Gatorland
Florida's original gator park, where the reptiles still run the show.
Gatorland is a 110-acre wildlife park on South Orange Blossom Trail that has been doing one thing longer than almost anyone else in Florida: putting people nose-to-snout with alligators. Founded in 1949 by Owen Godwin, who started with a roadside attraction and a handful of gators, it predates Disney World by more than two decades and has somehow survived every wave of theme park competition by doubling down on its swampy, unpretentious identity. It bills itself as the 'Alligator Capital of the World,' and given the thousands of American alligators, crocodiles, and other reptiles on site, that claim is hard to argue.
A visit here is genuinely hands-on in a way that the big parks rarely allow. You can watch trainers wrestle gators, hold baby alligators for photos, walk a boardwalk through a cypress swamp teeming with wading birds, ride the Screamin' Gator Zip Line over the breeding marsh, and catch live shows in the open-air arena.
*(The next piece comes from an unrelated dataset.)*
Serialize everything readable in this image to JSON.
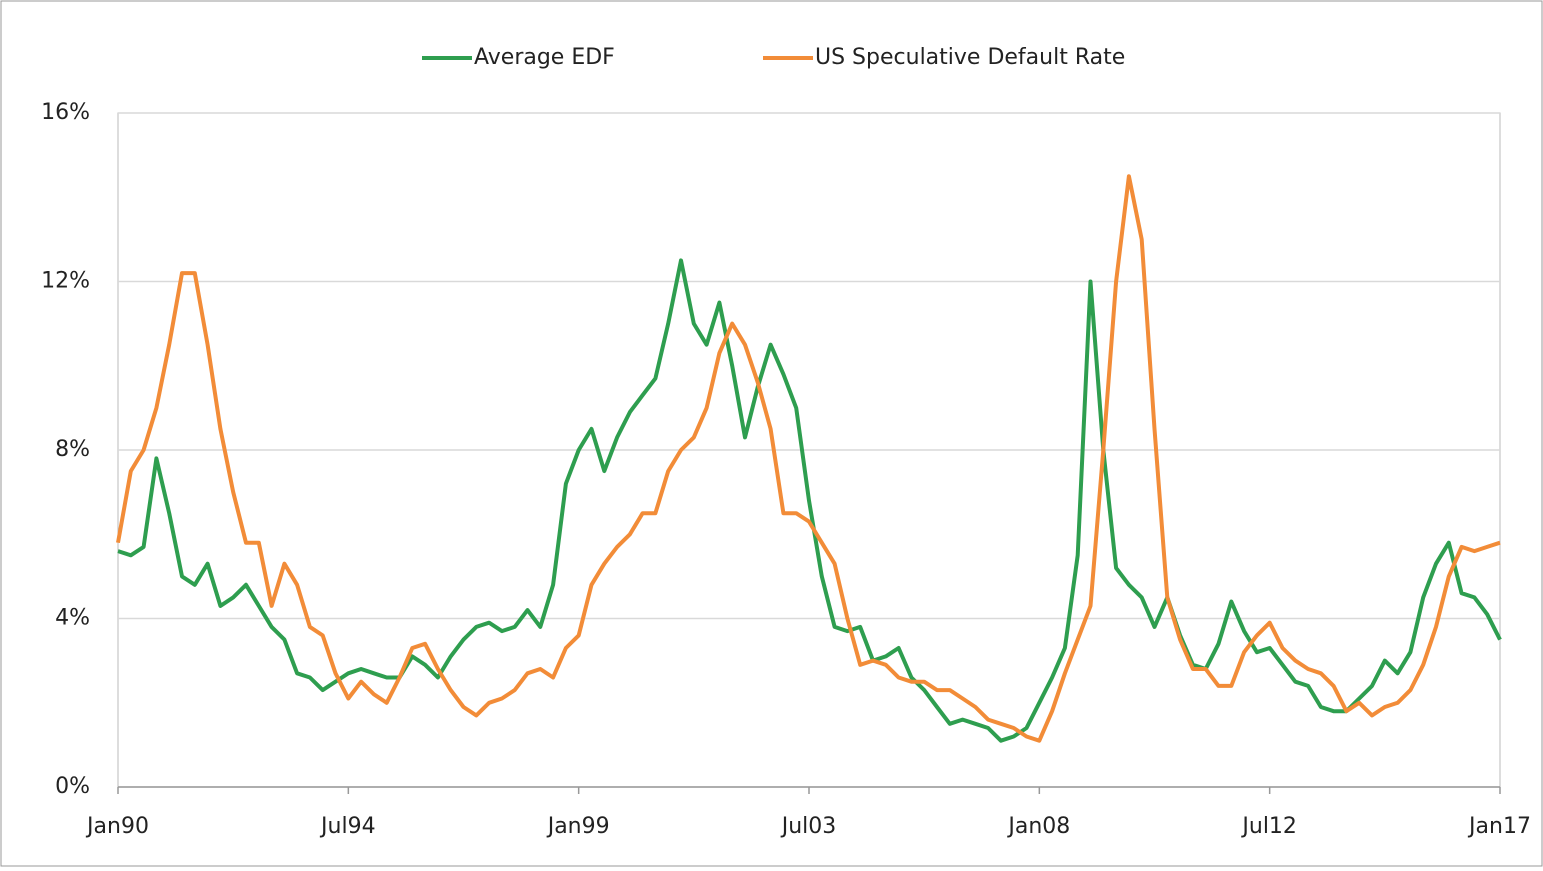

The breeding marsh is the real spectacle — especially in summer when the bulls are bellowing — and the free-roaming white alligators in their dedicated habitat are a genuine rarity. There are also flocks of wild herons, egrets, and roseate spoonbills that have decided the park is a pretty good place to live, which adds a real wildlife-watching dimension beyond the reptiles.
Gatorland sits about 15 miles south of the main Disney-Universal corridor, which means it's easy to overlook — and that's exactly why it's worth seeking out. Admission is a fraction of what the big parks charge, it never feels overwhelmingly crowded, and the experience has a lovably old-Florida character that feels genuinely irreplaceable. Arrive early to catch feeding sessions and shows before the midday heat sets in, and check the schedule online before you go — some of the more interactive experiences like the Trainer for a Day program book out.